Les guerriers ne constituaient pas une caste à part. Tous les hommes valides, Batutsi comme Bahutu, devaient prendre les armes quand le pays était menacé. De même, les devins, sorciers, faiseurs de pluie, pas plus que les nombreux fonctionnaires de la Cour de Nyanza ne forment pas des castes fermées.

  1. Droit de la guerre.

Le Ruanda a connu jadis de grandes guerres avec tous les pays voisins : Karagwe, Gisaka, Kivu et Urundi notamment.
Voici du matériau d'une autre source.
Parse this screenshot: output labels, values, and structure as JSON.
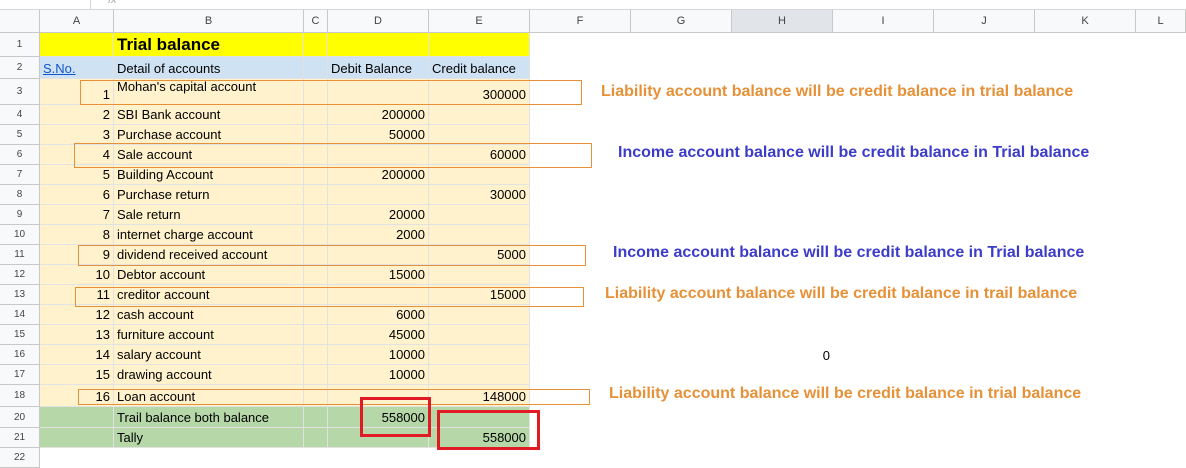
{
  "formula_bar": {
    "fx": "fx"
  },
  "columns": [
    "A",
    "B",
    "C",
    "D",
    "E",
    "F",
    "G",
    "H",
    "I",
    "J",
    "K",
    "L"
  ],
  "rows": [
    "1",
    "2",
    "3",
    "4",
    "5",
    "6",
    "7",
    "8",
    "9",
    "10",
    "11",
    "12",
    "13",
    "14",
    "15",
    "16",
    "17",
    "18",
    "20",
    "21",
    "22"
  ],
  "sheet": {
    "title": "Trial balance",
    "headers": {
      "sno": "S.No.",
      "detail": "Detail of accounts",
      "debit": "Debit Balance",
      "credit": "Credit balance"
    },
    "entries": [
      {
        "sno": "1",
        "detail": "Mohan's capital account",
        "debit": "",
        "credit": "300000"
      },
      {
        "sno": "2",
        "detail": "SBI Bank account",
        "debit": "200000",
        "credit": ""
      },
      {
        "sno": "3",
        "detail": "Purchase account",
        "debit": "50000",
        "credit": ""
      },
      {
        "sno": "4",
        "detail": "Sale account",
        "debit": "",
        "credit": "60000"
      },
      {
        "sno": "5",
        "detail": "Building Account",
        "debit": "200000",
        "credit": ""
      },
      {
        "sno": "6",
        "detail": "Purchase return",
        "debit": "",
        "credit": "30000"
      },
      {
        "sno": "7",
        "detail": "Sale return",
        "debit": "20000",
        "credit": ""
      },
      {
        "sno": "8",
        "detail": "internet charge account",
        "debit": "2000",
        "credit": ""
      },
      {
        "sno": "9",
        "detail": "dividend received account",
        "debit": "",
        "credit": "5000"
      },
      {
        "sno": "10",
        "detail": "Debtor account",
        "debit": "15000",
        "credit": ""
      },
      {
        "sno": "11",
        "detail": "creditor account",
        "debit": "",
        "credit": "15000"
      },
      {
        "sno": "12",
        "detail": "cash account",
        "debit": "6000",
        "credit": ""
      },
      {
        "sno": "13",
        "detail": "furniture account",
        "debit": "45000",
        "credit": ""
      },
      {
        "sno": "14",
        "detail": "salary account",
        "debit": "10000",
        "credit": ""
      },
      {
        "sno": "15",
        "detail": "drawing account",
        "debit": "10000",
        "credit": ""
      },
      {
        "sno": "16",
        "detail": "Loan account",
        "debit": "",
        "credit": "148000"
      }
    ],
    "totals": {
      "label": "Trail balance both balance",
      "debit": "558000",
      "tally_label": "Tally",
      "credit": "558000"
    },
    "stray_value": "0"
  },
  "annotations": [
    {
      "text": "Liability account  balance will be credit balance in trial  balance",
      "color": "#e69138"
    },
    {
      "text": "Income account  balance will be credit balance in Trial balance",
      "color": "#3c3cc8"
    },
    {
      "text": "Income account  balance will be credit balance in Trial balance",
      "color": "#3c3cc8"
    },
    {
      "text": "Liability account  balance will be credit balance in trail balance",
      "color": "#e69138"
    },
    {
      "text": "Liability account  balance will be credit balance in  trial balance",
      "color": "#e69138"
    }
  ]
}
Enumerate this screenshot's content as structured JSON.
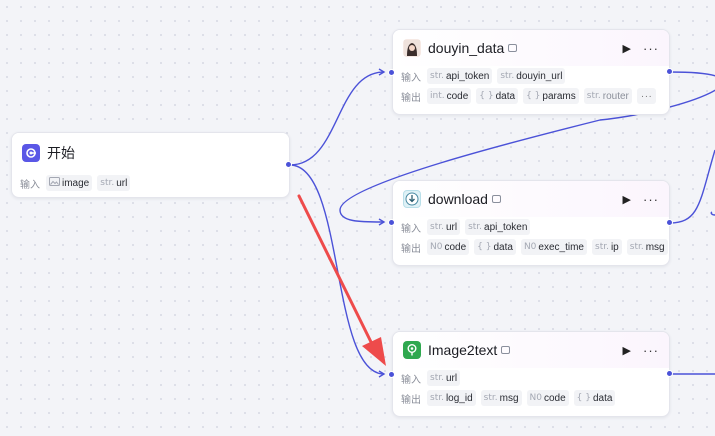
{
  "labels": {
    "input": "输入",
    "output": "输出"
  },
  "colors": {
    "wire": "#4b52d8",
    "arrow": "#ee4b4b",
    "start_icon": "#5a57e6"
  },
  "start": {
    "title": "开始",
    "icon": "start-icon",
    "inputs": [
      {
        "type_icon": "image-icon",
        "name": "image"
      },
      {
        "type": "str.",
        "name": "url"
      }
    ]
  },
  "douyin": {
    "title": "douyin_data",
    "icon": "avatar-girl-icon",
    "inputs": [
      {
        "type": "str.",
        "name": "api_token"
      },
      {
        "type": "str.",
        "name": "douyin_url"
      }
    ],
    "outputs": [
      {
        "type": "int.",
        "name": "code"
      },
      {
        "type": "{ }",
        "name": "data"
      },
      {
        "type": "{ }",
        "name": "params"
      },
      {
        "type": "str.",
        "name": "router"
      }
    ],
    "more_outputs": "···"
  },
  "download": {
    "title": "download",
    "icon": "download-plugin-icon",
    "inputs": [
      {
        "type": "str.",
        "name": "url"
      },
      {
        "type": "str.",
        "name": "api_token"
      }
    ],
    "outputs": [
      {
        "type": "N0",
        "name": "code"
      },
      {
        "type": "{ }",
        "name": "data"
      },
      {
        "type": "N0",
        "name": "exec_time"
      },
      {
        "type": "str.",
        "name": "ip"
      },
      {
        "type": "str.",
        "name": "msg"
      }
    ]
  },
  "image2text": {
    "title": "Image2text",
    "icon": "bulb-plugin-icon",
    "inputs": [
      {
        "type": "str.",
        "name": "url"
      }
    ],
    "outputs": [
      {
        "type": "str.",
        "name": "log_id"
      },
      {
        "type": "str.",
        "name": "msg"
      },
      {
        "type": "N0",
        "name": "code"
      },
      {
        "type": "{ }",
        "name": "data"
      }
    ]
  }
}
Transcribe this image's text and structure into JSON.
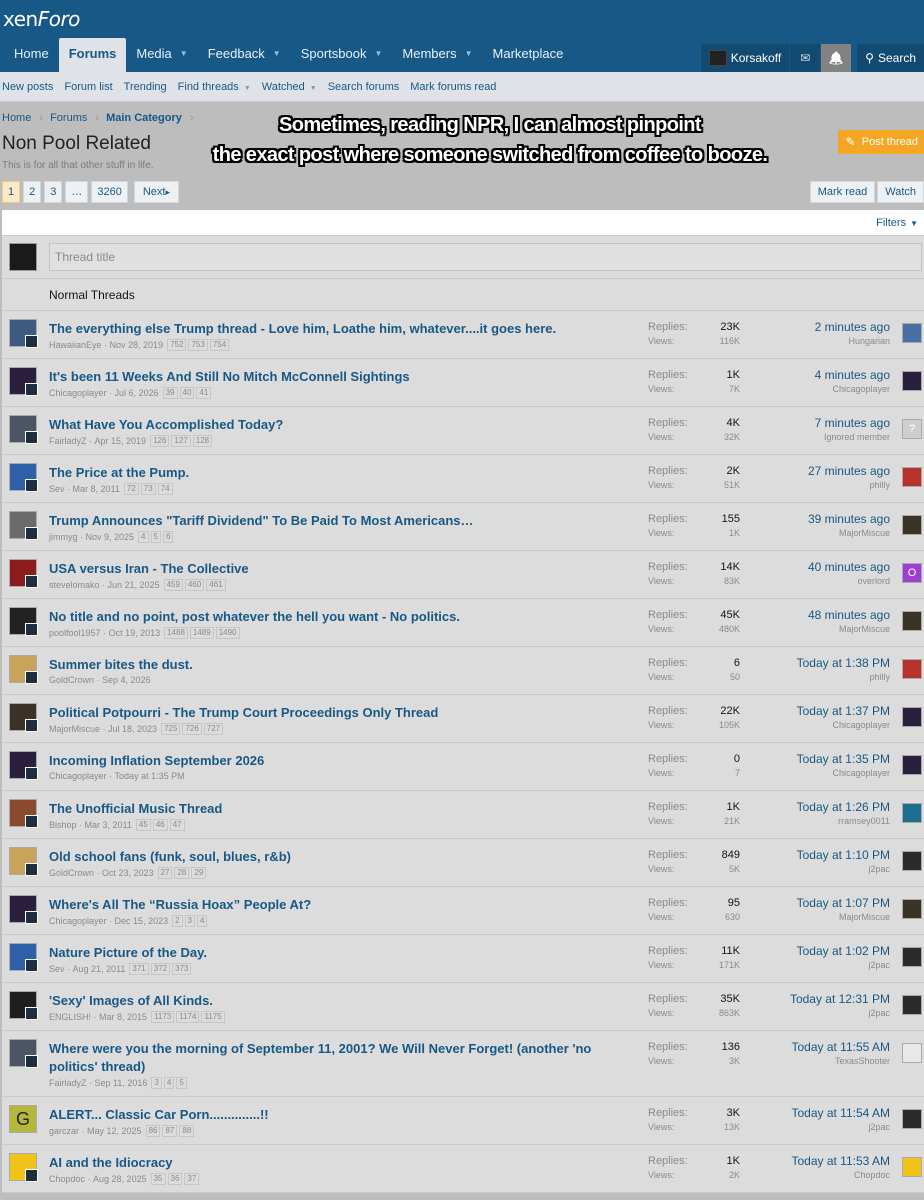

Quand les gardes-frontières (abanyarugerero) remarquaient des mouvements de troupes suspects, ils avisaient le Mwami. Celui-ci réunissait le conseil des ministres et l’on procédait à la consultation des augures. Si ceux-ci étaient favorables, la guerre était décidée. Un intumwa était envoyé à la limite des deux pays et, en criant de loin, annonçait l’ouverture des hostilités. Les guerriers Banyarwanda, batutsi et bahutu, combattaient ensemble dans des corps de milices régionales. Le chef suprême de l’armée choisi pour le temps de guerre parmi les abatware portait le titre d’umugaba w’ingabo. Au combat, les troupes étaient précédées d’abahennyi, Bahutu qui entièrement nus vociféraient des insultes à l’adresse de l’ennemi.

Le Mwami mandait un émissaire pour sommer l’ennemi de se rendre. Si celui-ci consentait, un envoyé accompagnait celui du Ruanda, venait notifier la reddition au Mwami, puis retournait dans son pays.

Les prisonniers mâles étaient, généralement massacrés: leurs femmes et leurs enfants étaient emmenés au Ruanda. Le butin, consistant surtout en bétail, était partagé entre les guerriers Banyarwanda, qui devaient en remettre une partie au Mwami(iminyago). Le Roi réunissait alors à nouveau son conseil et proclamait la fin de la guerre.